Department of Biostatistics, Hacettepe University Faculty of Medicine, Sıhhiye, 06230, Ankara, Türkiye.
BMC Bioinformatics. 2023 Oct 30;24(1):407. doi: 10.1186/s12859-023-05540-5.
Dimension reduction, especially feature selection, is an important step in improving classification performance for high-dimensional data. Particularly in cancer research, when reducing the number of features, i.e., genes, it is important to select the most informative features/potential biomarkers that could affect the diagnostic accuracy. Therefore, researchers continuously try to explore more efficient ways to reduce the large number of features/genes to a small but informative subset before the classification task. Hybrid methods have been extensively investigated for this purpose, and research to find the optimal approach is ongoing. Social network analysis is used as a part of a hybrid method, although there are several issues that have arisen when using social network tools, such as using a single environment for computing, constructing an adjacency matrix or computing network measures. Therefore, in our study, we apply a hybrid feature selection method consisting of several machine learning algorithms in addition to social network analysis with our proposed network metric, called the corrected degree of domesticity, in a single environment, R, to improve the support vector machine classifier's performance. In addition, we evaluate and compare the performances of several combinations used in the different steps of the method with a simulation experiment.

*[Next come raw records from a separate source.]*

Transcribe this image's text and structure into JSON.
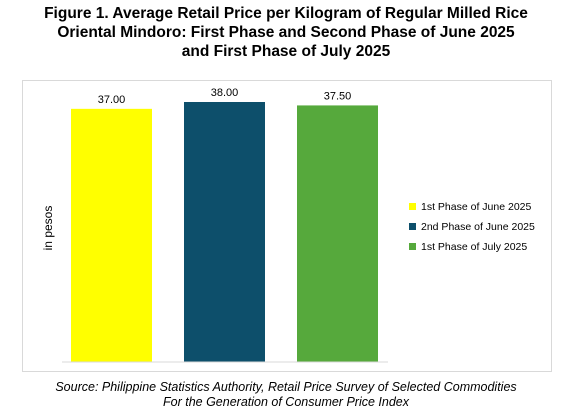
{
  "title": {
    "line1": "Figure 1. Average Retail Price per Kilogram of Regular Milled Rice",
    "line2": "Oriental Mindoro: First Phase and Second Phase of June 2025",
    "line3": "and First Phase of July 2025"
  },
  "source": {
    "line1": "Source: Philippine Statistics Authority, Retail Price Survey of Selected Commodities",
    "line2": "For the Generation of Consumer Price Index"
  },
  "chart_data": {
    "type": "bar",
    "ylabel": "in pesos",
    "ylim": [
      0,
      38
    ],
    "grid": false,
    "legend_position": "right",
    "categories": [
      "1st Phase of June 2025",
      "2nd Phase of June 2025",
      "1st Phase of July 2025"
    ],
    "values": [
      37.0,
      38.0,
      37.5
    ],
    "data_labels": [
      "37.00",
      "38.00",
      "37.50"
    ],
    "colors": [
      "#ffff00",
      "#0d4f6b",
      "#56a93c"
    ]
  }
}
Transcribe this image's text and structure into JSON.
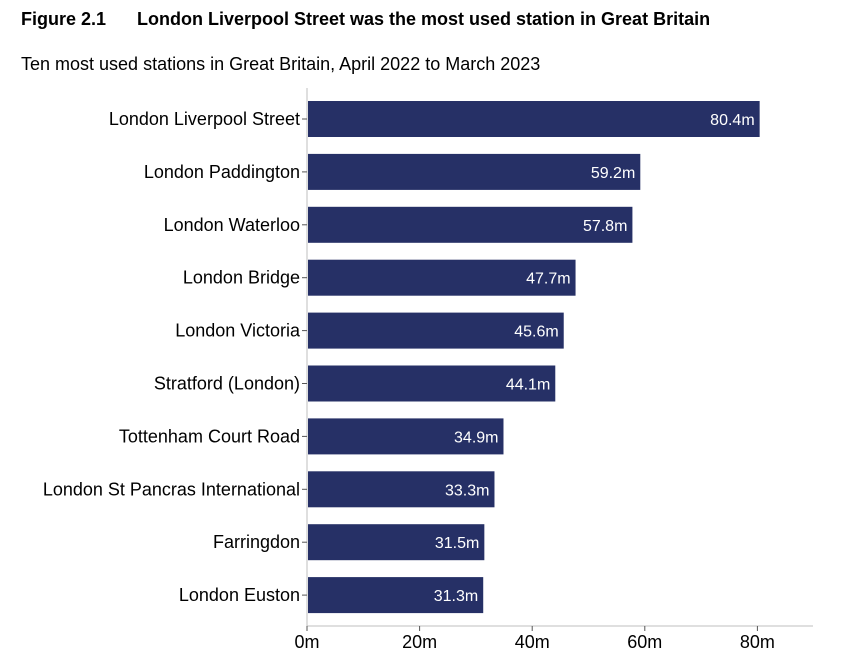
{
  "figure": {
    "number": "Figure 2.1",
    "title": "London Liverpool Street was the most used station in Great Britain",
    "subtitle": "Ten most used stations in Great Britain, April 2022 to March 2023"
  },
  "chart_data": {
    "type": "bar",
    "orientation": "horizontal",
    "categories": [
      "London Liverpool Street",
      "London Paddington",
      "London Waterloo",
      "London Bridge",
      "London Victoria",
      "Stratford (London)",
      "Tottenham Court Road",
      "London St Pancras International",
      "Farringdon",
      "London Euston"
    ],
    "values": [
      80.4,
      59.2,
      57.8,
      47.7,
      45.6,
      44.1,
      34.9,
      33.3,
      31.5,
      31.3
    ],
    "data_labels": [
      "80.4m",
      "59.2m",
      "57.8m",
      "47.7m",
      "45.6m",
      "44.1m",
      "34.9m",
      "33.3m",
      "31.5m",
      "31.3m"
    ],
    "x_ticks": [
      0,
      20,
      40,
      60,
      80
    ],
    "x_tick_labels": [
      "0m",
      "20m",
      "40m",
      "60m",
      "80m"
    ],
    "xlim": [
      0,
      90
    ],
    "xlabel": "",
    "ylabel": "",
    "grid": false,
    "bar_color": "#263066",
    "label_color": "#ffffff"
  }
}
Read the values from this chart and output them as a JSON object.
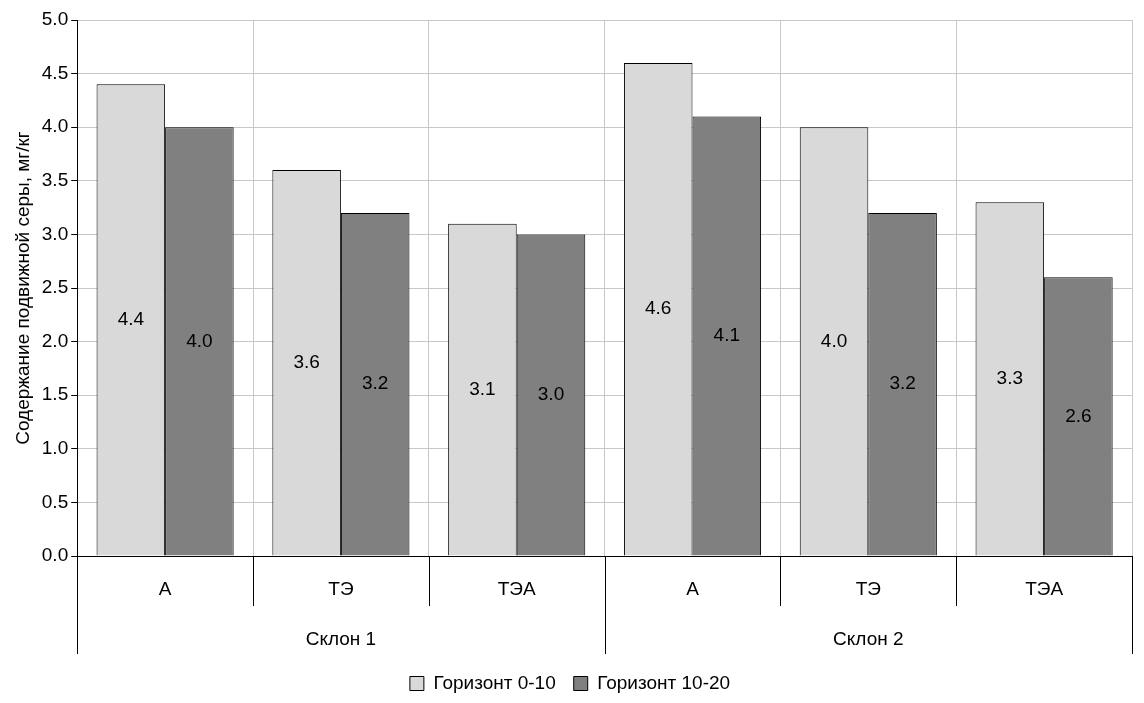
{
  "chart_data": {
    "type": "bar",
    "ylabel": "Содержание подвижной серы, мг/кг",
    "categories": [
      "А",
      "ТЭ",
      "ТЭА",
      "А",
      "ТЭ",
      "ТЭА"
    ],
    "series": [
      {
        "name": "Горизонт 0-10",
        "color": "#d9d9d9",
        "values": [
          4.4,
          3.6,
          3.1,
          4.6,
          4.0,
          3.3
        ],
        "value_labels": [
          "4.4",
          "3.6",
          "3.1",
          "4.6",
          "4.0",
          "3.3"
        ]
      },
      {
        "name": "Горизонт 10-20",
        "color": "#808080",
        "values": [
          4.0,
          3.2,
          3.0,
          4.1,
          3.2,
          2.6
        ],
        "value_labels": [
          "4.0",
          "3.2",
          "3.0",
          "4.1",
          "3.2",
          "2.6"
        ]
      }
    ],
    "annotations": [
      "Склон 1",
      "Склон 2"
    ],
    "ylim": [
      0,
      5
    ],
    "yticks": [
      {
        "value": 0,
        "label": "0.0"
      },
      {
        "value": 0.5,
        "label": "0.5"
      },
      {
        "value": 1,
        "label": "1.0"
      },
      {
        "value": 1.5,
        "label": "1.5"
      },
      {
        "value": 2,
        "label": "2.0"
      },
      {
        "value": 2.5,
        "label": "2.5"
      },
      {
        "value": 3,
        "label": "3.0"
      },
      {
        "value": 3.5,
        "label": "3.5"
      },
      {
        "value": 4,
        "label": "4.0"
      },
      {
        "value": 4.5,
        "label": "4.5"
      },
      {
        "value": 5,
        "label": "5.0"
      }
    ],
    "grid": true,
    "legend": "bottom"
  }
}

The proposed method improves the classifier's performance compared to using the whole feature set in all the cases we investigate. Additionally, in terms of the area under the receiver operating characteristic (ROC) curve, our approach improves classification performance compared to several approaches in the literature.

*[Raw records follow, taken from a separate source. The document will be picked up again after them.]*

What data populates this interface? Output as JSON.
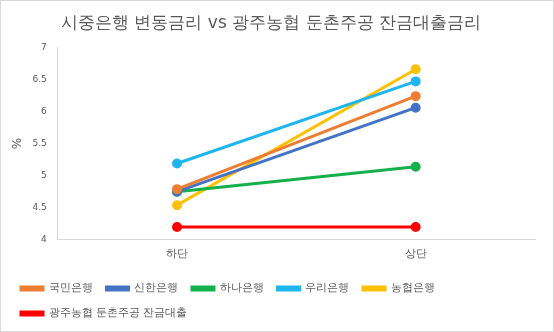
{
  "chart_data": {
    "type": "line",
    "title": "시중은행 변동금리 vs 광주농협 둔촌주공 잔금대출금리",
    "y_label": "%",
    "categories": [
      "하단",
      "상단"
    ],
    "series": [
      {
        "name": "국민은행",
        "color": "#ed7d31",
        "values": [
          4.79,
          6.24
        ]
      },
      {
        "name": "신한은행",
        "color": "#4472c4",
        "values": [
          4.75,
          6.06
        ]
      },
      {
        "name": "하나은행",
        "color": "#14b04c",
        "values": [
          4.75,
          5.14
        ]
      },
      {
        "name": "우리은행",
        "color": "#1fb5ef",
        "values": [
          5.19,
          6.47
        ]
      },
      {
        "name": "농협은행",
        "color": "#ffc000",
        "values": [
          4.54,
          6.66
        ]
      },
      {
        "name": "광주농협 둔촌주공 잔금대출",
        "color": "#ff0000",
        "values": [
          4.2,
          4.2
        ]
      }
    ],
    "ylim": [
      4,
      7
    ],
    "yticks": [
      4,
      4.5,
      5,
      5.5,
      6,
      6.5,
      7
    ],
    "grid": false,
    "legend": "bottom",
    "marker": "circle",
    "line_style": "solid"
  }
}
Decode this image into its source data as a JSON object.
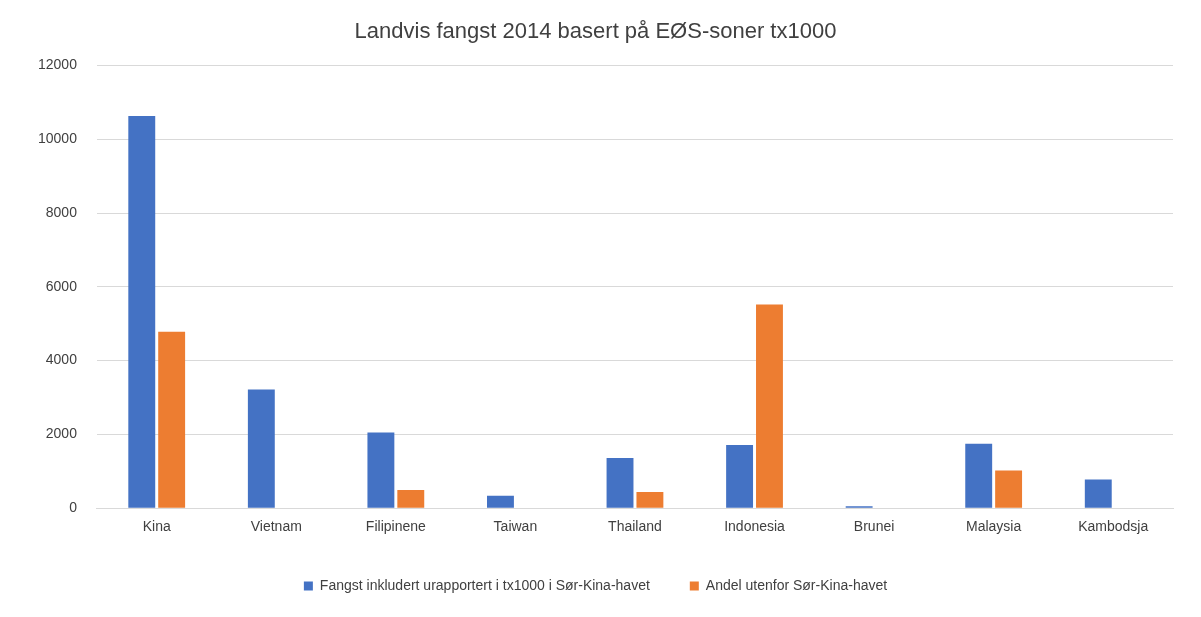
{
  "chart_data": {
    "type": "bar",
    "title": "Landvis fangst 2014 basert på EØS-soner tx1000",
    "categories": [
      "Kina",
      "Vietnam",
      "Filipinene",
      "Taiwan",
      "Thailand",
      "Indonesia",
      "Brunei",
      "Malaysia",
      "Kambodsja"
    ],
    "series": [
      {
        "name": "Fangst inkludert urapportert i tx1000 i Sør-Kina-havet",
        "color": "#4472c4",
        "values": [
          10630,
          3220,
          2050,
          340,
          1360,
          1710,
          50,
          1750,
          780
        ]
      },
      {
        "name": "Andel utenfor Sør-Kina-havet",
        "color": "#ed7d31",
        "values": [
          4780,
          null,
          490,
          null,
          440,
          5520,
          null,
          1020,
          null
        ]
      }
    ],
    "ylim": [
      0,
      12000
    ],
    "yticks": [
      0,
      2000,
      4000,
      6000,
      8000,
      10000,
      12000
    ],
    "grid": "y",
    "legend": "bottom"
  }
}
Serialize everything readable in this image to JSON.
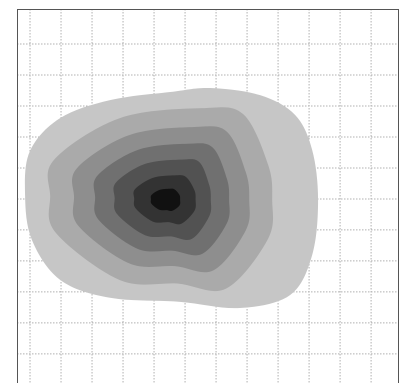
{
  "chart_data": {
    "type": "contour",
    "grid": true,
    "xlim": [
      -0.42,
      11.9
    ],
    "ylim": [
      -0.94,
      11.13
    ],
    "xticks": [
      0,
      1,
      2,
      3,
      4,
      5,
      6,
      7,
      8,
      9,
      10,
      11
    ],
    "yticks": [
      0,
      1,
      2,
      3,
      4,
      5,
      6,
      7,
      8,
      9,
      10
    ],
    "contours": [
      {
        "level": 1,
        "color": "#c6c6c6",
        "points": [
          [
            0,
            6.55
          ],
          [
            0.97,
            7.61
          ],
          [
            2.58,
            8.19
          ],
          [
            4.52,
            8.45
          ],
          [
            5.81,
            8.58
          ],
          [
            7.42,
            8.35
          ],
          [
            8.55,
            7.71
          ],
          [
            9.1,
            6.58
          ],
          [
            9.29,
            4.97
          ],
          [
            9.1,
            3.19
          ],
          [
            8.39,
            1.9
          ],
          [
            6.77,
            1.48
          ],
          [
            4.84,
            1.68
          ],
          [
            2.58,
            1.81
          ],
          [
            0.97,
            2.39
          ],
          [
            0.06,
            3.68
          ],
          [
            -0.16,
            5.13
          ]
        ]
      },
      {
        "level": 2,
        "color": "#aaaaaa",
        "points": [
          [
            0.78,
            6.27
          ],
          [
            2.9,
            7.61
          ],
          [
            5.55,
            7.93
          ],
          [
            6.87,
            7.74
          ],
          [
            7.68,
            6.1
          ],
          [
            7.81,
            4.97
          ],
          [
            7.68,
            3.72
          ],
          [
            6.33,
            2.11
          ],
          [
            4.75,
            2.27
          ],
          [
            2.9,
            2.38
          ],
          [
            0.83,
            3.91
          ],
          [
            0.65,
            5.1
          ]
        ]
      },
      {
        "level": 3,
        "color": "#8e8e8e",
        "points": [
          [
            1.52,
            6.0
          ],
          [
            3.2,
            7.06
          ],
          [
            5.3,
            7.32
          ],
          [
            6.35,
            7.17
          ],
          [
            6.96,
            5.86
          ],
          [
            7.07,
            4.97
          ],
          [
            6.96,
            3.99
          ],
          [
            5.92,
            2.7
          ],
          [
            4.67,
            2.83
          ],
          [
            3.2,
            2.92
          ],
          [
            1.56,
            4.13
          ],
          [
            1.42,
            5.07
          ]
        ]
      },
      {
        "level": 4,
        "color": "#707070",
        "points": [
          [
            2.18,
            5.76
          ],
          [
            3.47,
            6.58
          ],
          [
            5.08,
            6.78
          ],
          [
            5.89,
            6.66
          ],
          [
            6.35,
            5.65
          ],
          [
            6.42,
            4.97
          ],
          [
            6.35,
            4.22
          ],
          [
            5.56,
            3.23
          ],
          [
            4.6,
            3.33
          ],
          [
            3.47,
            3.39
          ],
          [
            2.21,
            4.33
          ],
          [
            2.1,
            5.05
          ]
        ]
      },
      {
        "level": 5,
        "color": "#525252",
        "points": [
          [
            2.78,
            5.54
          ],
          [
            3.71,
            6.13
          ],
          [
            4.88,
            6.27
          ],
          [
            5.46,
            6.19
          ],
          [
            5.78,
            5.45
          ],
          [
            5.83,
            4.97
          ],
          [
            5.78,
            4.44
          ],
          [
            5.22,
            3.71
          ],
          [
            4.53,
            3.79
          ],
          [
            3.71,
            3.83
          ],
          [
            2.81,
            4.51
          ],
          [
            2.73,
            5.03
          ]
        ]
      },
      {
        "level": 6,
        "color": "#333333",
        "points": [
          [
            3.39,
            5.32
          ],
          [
            3.96,
            5.68
          ],
          [
            4.67,
            5.76
          ],
          [
            5.03,
            5.71
          ],
          [
            5.3,
            5.29
          ],
          [
            5.34,
            4.97
          ],
          [
            5.3,
            4.61
          ],
          [
            4.88,
            4.2
          ],
          [
            4.46,
            4.25
          ],
          [
            3.96,
            4.27
          ],
          [
            3.41,
            4.69
          ],
          [
            3.36,
            5.01
          ]
        ]
      },
      {
        "level": 7,
        "color": "#111111",
        "points": [
          [
            3.92,
            5.13
          ],
          [
            4.17,
            5.29
          ],
          [
            4.5,
            5.33
          ],
          [
            4.66,
            5.31
          ],
          [
            4.82,
            5.13
          ],
          [
            4.84,
            4.97
          ],
          [
            4.82,
            4.79
          ],
          [
            4.59,
            4.62
          ],
          [
            4.4,
            4.64
          ],
          [
            4.17,
            4.65
          ],
          [
            3.92,
            4.84
          ],
          [
            3.9,
            4.99
          ]
        ]
      }
    ]
  }
}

When using the corrected degree of domesticity as a network degree centrality measure, it is important to use our correction to compare nodes/features with no connection outside of their community since it provides a more accurate ranking among the features. Due to the nature of the hybrid method, which includes social network analysis, it is necessary to investigate possible combinations to provide an optimal solution for the microarray data used in the research.

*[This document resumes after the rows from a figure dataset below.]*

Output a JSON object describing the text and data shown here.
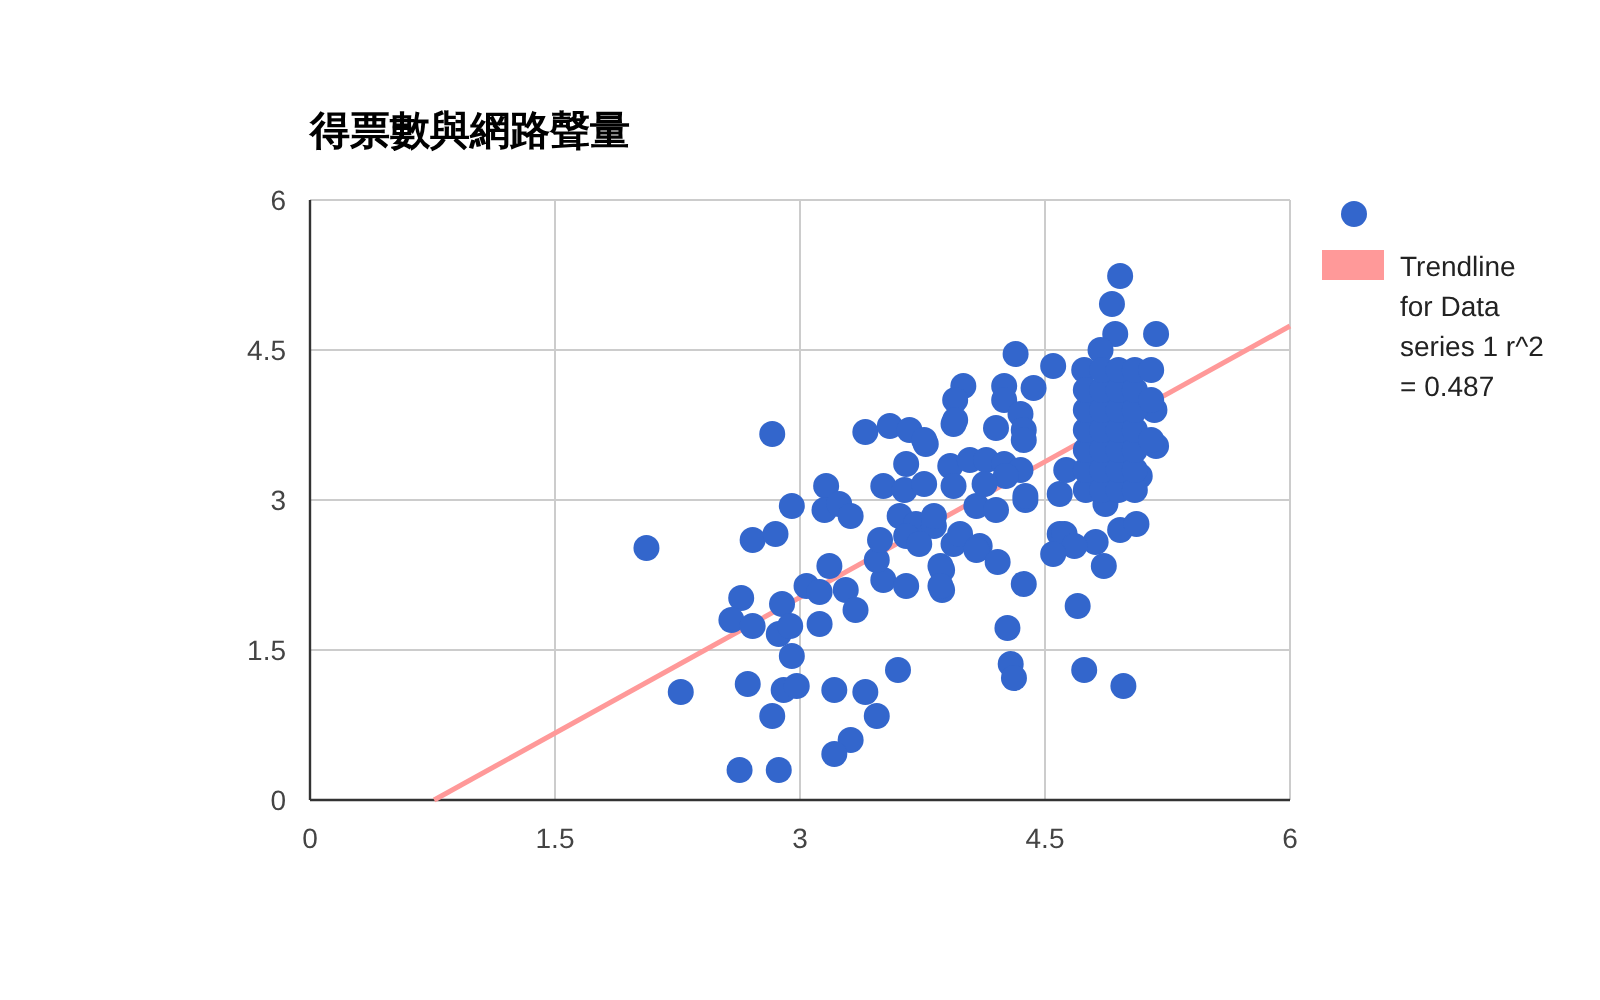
{
  "chart_data": {
    "type": "scatter",
    "title": "得票數與網路聲量",
    "xlim": [
      0,
      6
    ],
    "ylim": [
      0,
      6
    ],
    "xticks": [
      0,
      1.5,
      3,
      4.5,
      6
    ],
    "yticks": [
      0,
      1.5,
      3,
      4.5,
      6
    ],
    "grid": true,
    "legend": "top right",
    "series": [
      {
        "marker": "circle",
        "color": "#3366cc",
        "x": [
          2.83,
          2.06,
          2.27,
          2.63,
          2.87,
          2.71,
          2.85,
          2.95,
          2.64,
          2.58,
          2.71,
          2.89,
          2.87,
          2.94,
          3.12,
          2.95,
          2.68,
          2.9,
          2.98,
          2.83,
          3.21,
          3.4,
          3.47,
          3.31,
          3.21,
          3.6,
          3.04,
          3.12,
          3.18,
          3.28,
          3.34,
          3.51,
          3.65,
          3.87,
          3.87,
          3.47,
          3.49,
          3.16,
          3.15,
          3.24,
          3.31,
          3.4,
          3.55,
          3.67,
          3.77,
          3.65,
          3.51,
          3.64,
          3.76,
          3.61,
          3.71,
          3.82,
          3.65,
          3.73,
          3.92,
          3.94,
          3.94,
          3.94,
          4.96,
          4.91,
          5.18,
          4.93,
          4.84,
          4.32,
          4.55,
          4.74,
          4.0,
          4.25,
          4.43,
          3.95,
          4.25,
          3.95,
          4.2,
          4.35,
          4.37,
          4.37,
          3.76,
          4.04,
          4.14,
          4.25,
          4.35,
          4.26,
          4.08,
          4.2,
          4.38,
          4.59,
          4.63,
          5.08,
          5.18,
          5.17,
          4.87,
          4.59,
          4.96,
          5.06,
          4.81,
          3.98,
          4.1,
          3.82,
          4.62,
          4.68,
          4.86,
          4.08,
          4.21,
          3.86,
          3.86,
          4.37,
          4.7,
          4.27,
          4.29,
          4.31,
          4.74,
          4.98,
          4.38,
          4.13,
          4.55,
          4.75,
          4.75,
          4.75,
          4.75,
          4.75,
          4.75,
          4.85,
          4.85,
          4.85,
          4.85,
          4.85,
          4.85,
          4.85,
          4.95,
          4.95,
          4.95,
          4.95,
          4.95,
          4.95,
          4.95,
          5.05,
          5.05,
          5.05,
          5.05,
          5.05,
          5.05,
          5.05,
          5.15,
          5.15,
          5.15
        ],
        "values": [
          3.66,
          2.52,
          1.08,
          0.3,
          0.3,
          2.6,
          2.66,
          2.94,
          2.02,
          1.8,
          1.74,
          1.96,
          1.66,
          1.74,
          1.76,
          1.44,
          1.16,
          1.1,
          1.14,
          0.84,
          1.1,
          1.08,
          0.84,
          0.6,
          0.46,
          1.3,
          2.14,
          2.08,
          2.34,
          2.1,
          1.9,
          2.2,
          2.14,
          2.1,
          2.3,
          2.4,
          2.6,
          3.14,
          2.9,
          2.96,
          2.84,
          3.68,
          3.74,
          3.7,
          3.56,
          3.36,
          3.14,
          3.1,
          3.16,
          2.84,
          2.76,
          2.74,
          2.64,
          2.56,
          3.34,
          3.76,
          3.14,
          2.56,
          5.24,
          4.96,
          4.66,
          4.66,
          4.5,
          4.46,
          4.34,
          4.3,
          4.14,
          4.14,
          4.12,
          4.0,
          4.0,
          3.8,
          3.72,
          3.86,
          3.7,
          3.6,
          3.6,
          3.4,
          3.4,
          3.36,
          3.3,
          3.24,
          2.94,
          2.9,
          3.0,
          3.06,
          3.3,
          3.24,
          3.54,
          3.9,
          2.96,
          2.66,
          2.7,
          2.76,
          2.58,
          2.66,
          2.54,
          2.84,
          2.66,
          2.54,
          2.34,
          2.5,
          2.38,
          2.34,
          2.14,
          2.16,
          1.94,
          1.72,
          1.36,
          1.22,
          1.3,
          1.14,
          3.04,
          3.16,
          2.46,
          3.1,
          3.3,
          3.5,
          3.7,
          3.9,
          4.1,
          3.1,
          3.3,
          3.5,
          3.7,
          3.9,
          4.1,
          4.3,
          3.1,
          3.3,
          3.5,
          3.7,
          3.9,
          4.1,
          4.3,
          3.1,
          3.3,
          3.5,
          3.7,
          3.9,
          4.1,
          4.3,
          3.6,
          4.0,
          4.3
        ]
      },
      {
        "type": "line",
        "name": "Trendline for Data series 1 r^2 = 0.487",
        "color": "#ff9999",
        "x": [
          0.76,
          6
        ],
        "values": [
          0,
          4.74
        ]
      }
    ]
  }
}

降维,尤其是特征选择,是提高高维数据分类性能的重要步骤。特别是在癌症研究中,当减少特征数量,即基因数量时,选择最有信息量的特征/潜在生物标志物以影响诊断准确性是很重要的。因此,研究人员不断尝试探索更有效的方法,以便在分类任务之前,将大量的特征/基因减少到一个小但信息量丰富的子集。为此目的,已经广泛研究了混合方法,并且正在寻找最佳方法的研究仍在进行中。社会网络分析被用作混合方法的一部分,尽管在使用社会网络工具时出现了几个问题,例如在单个环境中计算、构建邻接矩阵或计算网络度量值。因此,在我们的研究中,我们应用了一种混合特征选择方法,该方法由除了社会网络分析之外的几种机器学习算法组成,并且在单个环境 R 中,使用我们提出的网络度量标准,即校正的内婚度,来改进支持向量机分类器的性能。此外,我们使用模拟实验评估并比较了方法的不同步骤中使用的几种组合的性能。
与使用整个特征集的情况相比,所提出的方法提高了分类器的性能。此外,就接收器操作特性(ROC)曲线下的面积而言,与文献中的几种方法相比,我们的方法提高了分类性能。
当将校正的内婚度用作网络度中心性度量标准时,使用我们的校正标准来比较节点/特征与社区之外没有连接的节点/特征是很重要的,因为它在特征之间提供了更准确的排名。由于混合方法的性质,其中包括社会网络分析,因此有必要研究可能的组合,以为研究中使用的微阵列数据提供最佳解决方案。